Son yıllarda giderek hassaslaşıyorum…
Yaprak düşse ağlayacak haldeyim…
Tevellüdüm 39 olabilir lakin ruhen 80 yaşında gibiyim…
Eski günleri düşündükçe hüzünleniyorum…
“Daha ne gördün, ne yaşadın ki birader” diye düşünenler olabilir…
Lakin dediğim gibi ruhen 80 yaşında gibiyim…
Ne zaman yaşlı bir amcaya veya yengeye rast gelsem eski günlerden bahsederken gözleri dolar hep…
Hüngür hüngür ağlayanlar bile olur…
İşte onlar ne hissediyorsa ben de aynısını hissediyorum…
Tıpkı üstad Necip Fazıl’ın dizelerindeki gibiyim:
“Ey gönül, madenin ne kadar yufka…
Bir kuş ötüşü yeter ağlamana…”
Çocukluğunu, çocukluğunun şehrini herkes özlüyordur muhakkak…
Cihat Zafer ağabeyimizin yazdığı son kitap işte bizi o günlere götürüyor…
Rahmi Sak ağabeyin “Acaba değerini yeterince bilebiliyor muyuz” dediği Cihat ağabeyden bahsediyorum...
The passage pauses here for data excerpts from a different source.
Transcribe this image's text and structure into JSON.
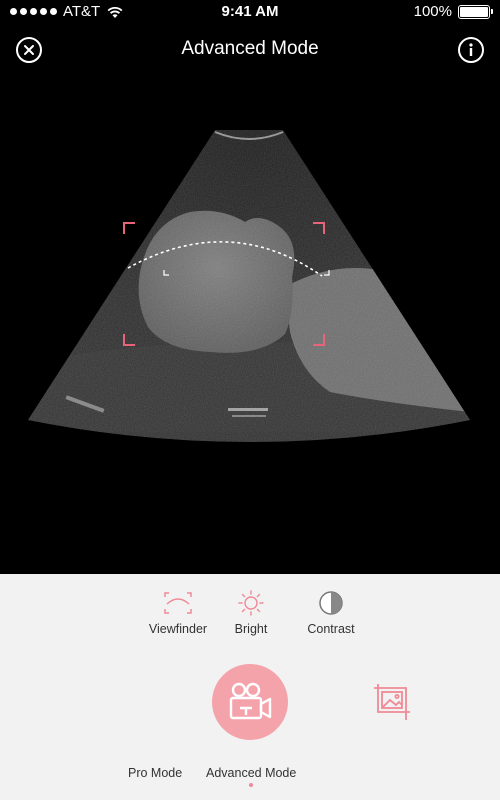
{
  "status_bar": {
    "carrier": "AT&T",
    "time": "9:41 AM",
    "battery": "100%"
  },
  "nav": {
    "title": "Advanced Mode",
    "close_icon": "close-circle-icon",
    "info_icon": "info-circle-icon"
  },
  "tools": [
    {
      "label": "Viewfinder",
      "icon": "viewfinder-icon"
    },
    {
      "label": "Bright",
      "icon": "sun-icon"
    },
    {
      "label": "Contrast",
      "icon": "contrast-icon"
    }
  ],
  "actions": {
    "record_icon": "video-camera-icon",
    "gallery_icon": "gallery-icon"
  },
  "modes": [
    {
      "label": "Pro Mode",
      "active": false
    },
    {
      "label": "Advanced Mode",
      "active": true
    }
  ],
  "colors": {
    "accent": "#f5a3ab",
    "accent_dark": "#f08a96",
    "viewfinder_corner": "#e8647a",
    "panel_bg": "#f2f2f2"
  }
}
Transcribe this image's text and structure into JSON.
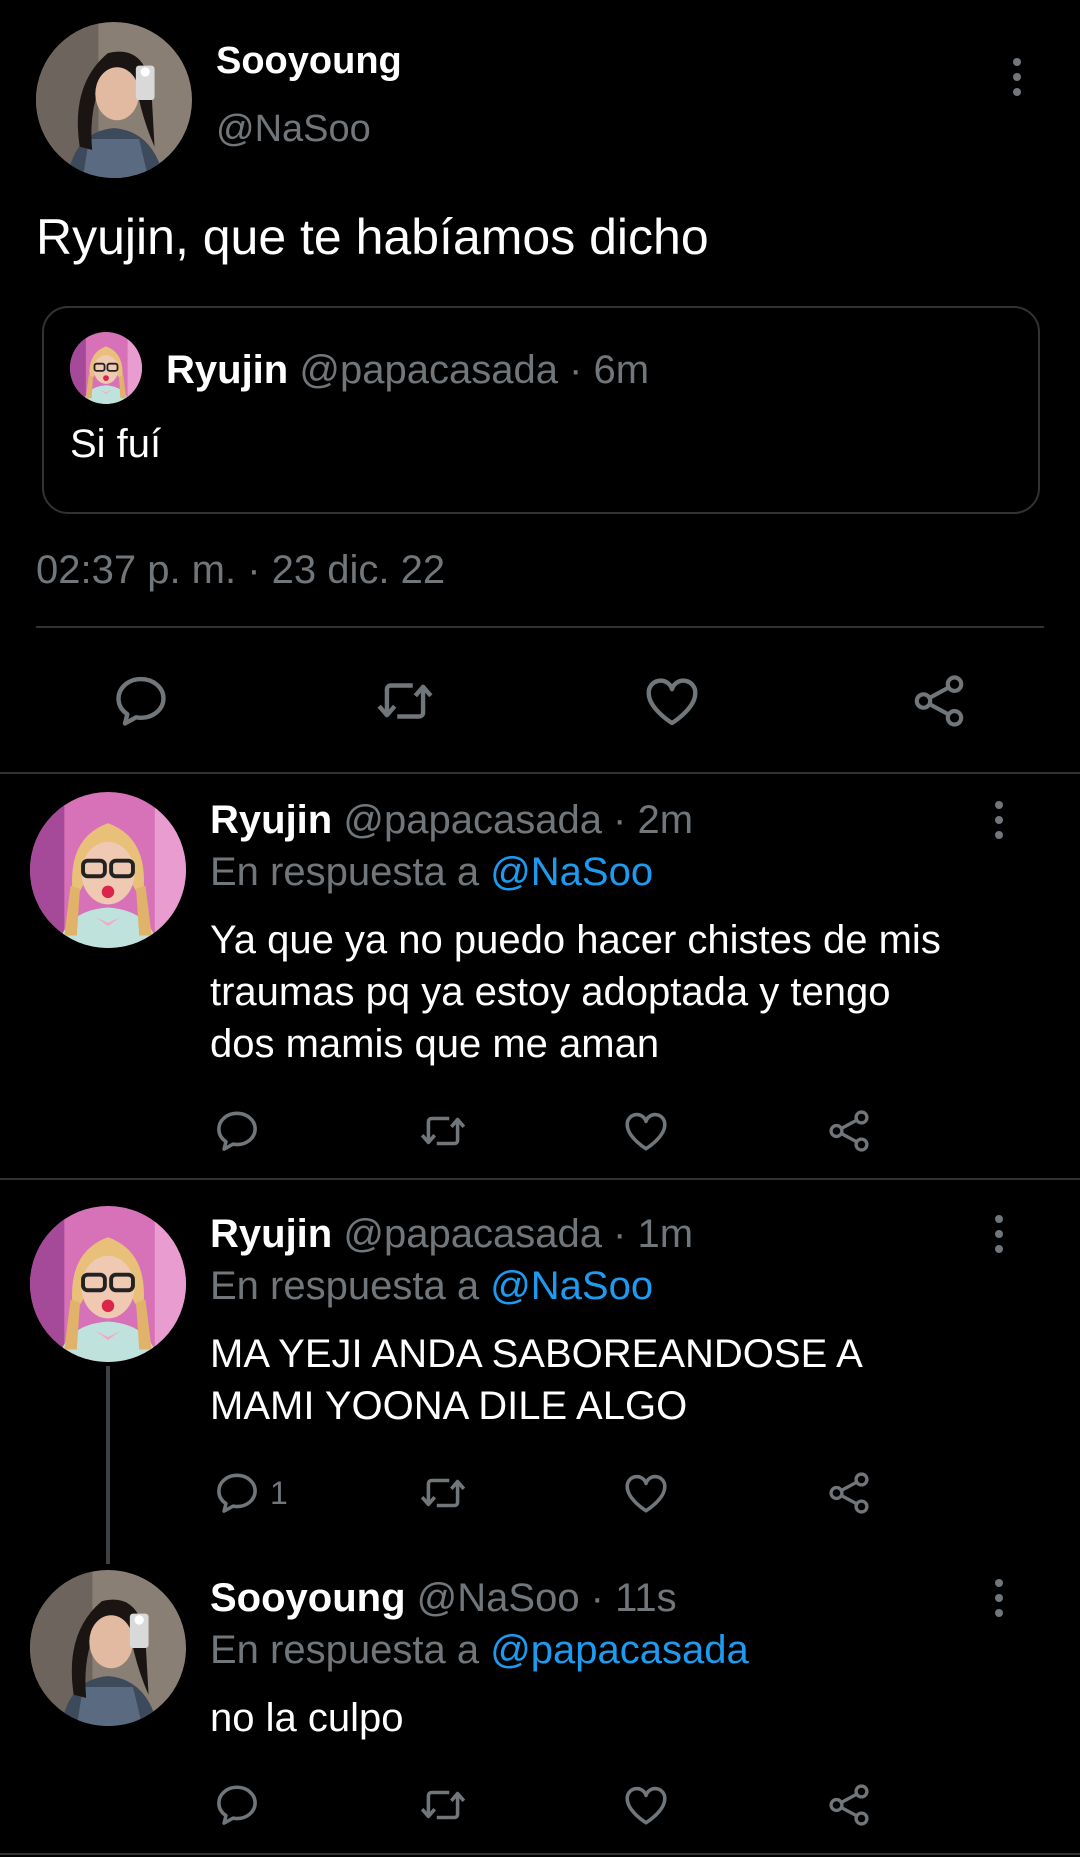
{
  "main_tweet": {
    "display_name": "Sooyoung",
    "handle": "@NaSoo",
    "text": "Ryujin, que te habíamos dicho",
    "quote": {
      "display_name": "Ryujin",
      "meta": "@papacasada · 6m",
      "text": "Si fuí"
    },
    "timestamp": "02:37 p. m. · 23 dic. 22"
  },
  "replies": [
    {
      "display_name": "Ryujin",
      "meta": "@papacasada · 2m",
      "reply_prefix": "En respuesta a",
      "reply_to": "@NaSoo",
      "lines": [
        "Ya que ya no puedo hacer chistes de mis",
        "traumas pq ya estoy adoptada y tengo",
        "dos mamis que me aman"
      ],
      "reply_count": ""
    },
    {
      "display_name": "Ryujin",
      "meta": "@papacasada · 1m",
      "reply_prefix": "En respuesta a",
      "reply_to": "@NaSoo",
      "lines": [
        "MA YEJI ANDA SABOREANDOSE A",
        "MAMI YOONA DILE ALGO"
      ],
      "reply_count": "1"
    },
    {
      "display_name": "Sooyoung",
      "meta": "@NaSoo · 11s",
      "reply_prefix": "En respuesta a",
      "reply_to": "@papacasada",
      "lines": [
        "no la culpo"
      ],
      "reply_count": ""
    }
  ],
  "icons": {
    "reply": "reply-icon",
    "retweet": "retweet-icon",
    "like": "heart-icon",
    "share": "share-icon",
    "more": "more-vertical-icon"
  },
  "colors": {
    "background": "#000000",
    "text": "#e7e9ea",
    "muted": "#71767b",
    "link": "#1d9bf0",
    "divider": "#2f3336"
  }
}
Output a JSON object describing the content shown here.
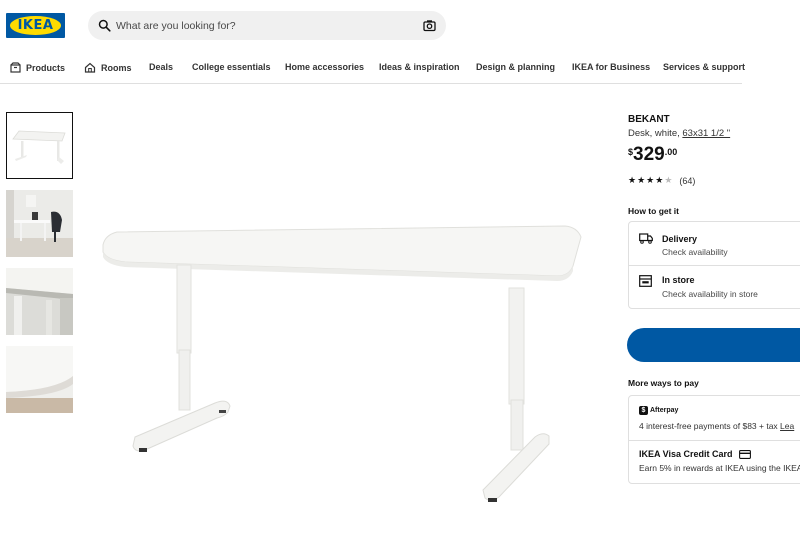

Nihayet fırsatını buldum da “Çarşılar, trenler, hatıralar” kitabını önceki hafta bir oturuşta okuyup bitirdim…
Başlığında treni görünce bir sarsılmıştım zaten…
Tren abi bu; benim kırmızıçizgim, nirengi noktam, kapanmayan yaram…
Sadece o mu?
Uzunçarşı, Şemsiyeli Park, benim de çocukluğumun hatıralarında yeri olan lojmanlar…
Ağlatmaz mı adamı bu mekânlar!
Yutkunarak geçiyorum sayfaları…
Derken Selahattin Şimşek abi çıkıyor sahneye…
İyiden iyiye sendelemeye başlıyorum…
Sonra Dr. Sadık Canlı’dan bahsetmeye başlıyor…
“Bu kadar da olmaz ki kardeşim” diyorum içimden…
Sayfalar aktıkça bir de ne göreyim:
Selim Gündüzalp diyor bu sefer…
Dayanamıyorum artık…
Derin bir aaah çekiyorum!
Tutamıyorum gözyaşlarımı…
Balkona çıkıp bir sigara yakıyorum tüm bunların üstüne…
Bir de gazel açıyorum telefonumdan kulaklığımı takıp…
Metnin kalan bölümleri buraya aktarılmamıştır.